Quick links
- Introduction
- How to enable remote backend storage
- How to recover data from remote repositories
- Known Limitations
- Conclusion
Remote-backed storage is an experimental feature. Subsequently the use of remote-backed storage in a production environment is not recommended. For updates on the progress of remote-backed storage, refer to GitHub.
Introduction
There are two main ways to backup your data:
- Creating snapshots
- Adding more replica nodes
Snapshots may not be reliable because the data ingested between snapshots can be lost. On the other hand, replica nodes are not optimal if users don’t plan to run many searches on them.
OpenSearch has got users covered with the “Remote Backed Storage” feature, which stores both segments and/or translog in an object storage for recovery.
Every time a CRUD (create/update/delete) operation is sent to the cluster, it goes through a 3 step process:
- Index: Documents make it to the RAM buffer, and translog on disk. Documents are not searchable at this point.
- Refresh: Documents are converted into segments on RAM, and are searchable.
- Flush: Translog is cleared, and segments are persisted on disk.
Remote Backed Storage enables users to copy the shard segments and/or translog to a remote storage repository instead of a node’s disk.
Segment replication must be enabled for Remote Backed storage to work.
The remote-backed storage feature supports two levels of durability:
- Refresh Level durability: Segment files are uploaded to a remote storage after every refresh.
- Request Level durability: Translogs are uploaded before acknowledging requests.
How to enable remote backend storage
Go to config/jvm.options, and add the following line:
OPENSEARCH_JAVA_OPTS="-Dopensearch.experimental.feature.replication_type.enabled=true -Dopensearch.experimental.feature.remote_store.enabled=true" ./opensearch-2.6.0/bin/opensearch
Alternatively, users can set an environment variable:
export OPENSEARCH_JAVA_OPTS="-Dopensearch.experimental.feature.replication_type.enabled=true -Dopensearch.experimental.feature.remote_store.enabled=true" ./bin/opensearch
Let’s configure an index with maximum durability. So, every time a document is indexed, translog and segments will be uploaded to the repository:
curl -X PUT "https://localhost:9200/my-index?pretty" -ku admin:admin -H 'Content-Type: application/json' -d' { "settings": { "index": { "number_of_shards": 1, "number_of_replicas": 0, "replication": { "type": "SEGMENT" }, "remote_store": { "enabled": true, "repository": "segment-repo", "translog": { "enabled": true, "repository": "translog-repo", "buffer_interval": "300ms" } } } } } '
Replication.type must be set to SEGMENT because the Segment replication feature is being leveraged. Also enable the remote store for segments and for translog.

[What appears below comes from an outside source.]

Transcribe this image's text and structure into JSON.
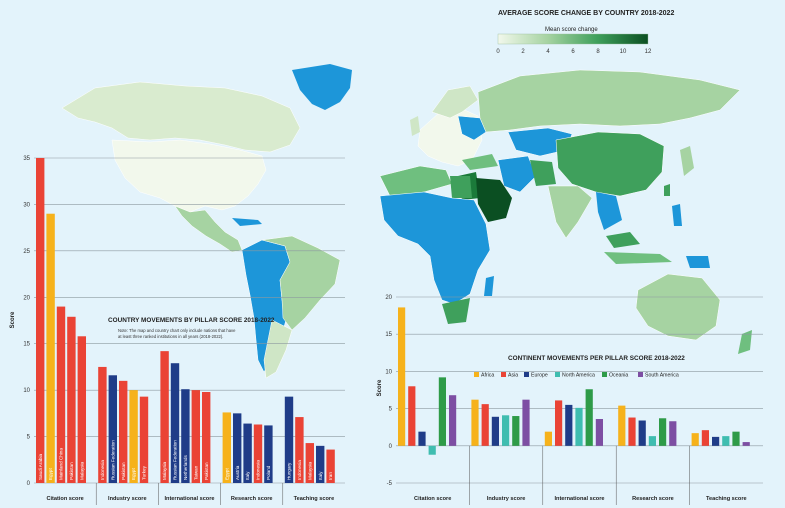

*Note that replicas are set to 0 to demonstrate that replicas aren’t needed to use this feature. Replicas must be based on availability requirements. Remote Backed Storage provides durability.
Users can use the same repository for both segments and translog if they choose to.
Finally, buffer_interval defines how much time users must wait between translog updates, because OpenSearch will try to accumulate as many operations as possible to optimize the writes.
*translog.enabled to true is currently an irreversible operation.
How to recover data from remote repositories
Users can recover data from the remote repository following these steps:
1. Close the index:
curl -X POST "https://localhost:9200/my-index/_close" -ku admin:admin
2. Use the _remotestore API:
curl -X POST "https://localhost:9200/_remotestore/_restore" -ku admin:admin -H 'Content-Type: application/json' -d' { "indices": ["my-index"] } '
Known Limitations
Writing data to a remote store can be a high-latent operation when compared to writing data on a local file system. This may impact both the indexing throughput and latency. For performance benchmarking results refer to: [Remote Store] Performance test setup for 2.3 release · Issue #3148 · opensearch-project/OpenSearch (github.com).
Conclusion
OpenSearch’s Remote Backed Storage feature provides a reliable solution for data backups by storing both segments and translogs in an external object storage for recoveries. It offers two levels of durability, the Refresh Level and Request Level, to ensure that data is safely stored. By enabling the Remote Backed Storage feature, users can avoid the limitations of snapshot creations or of having to add more replica nodes.
The feature leverages Segment replication and allows for both segment and translog storage in the same repository. While writing data to a remote store may have limitations, the benefits of reliable data backups outweigh the potential impact on indexing throughput and latency. OpenSearch’s Remote Backed Storage feature provides peace of mind for users that prioritize data protection.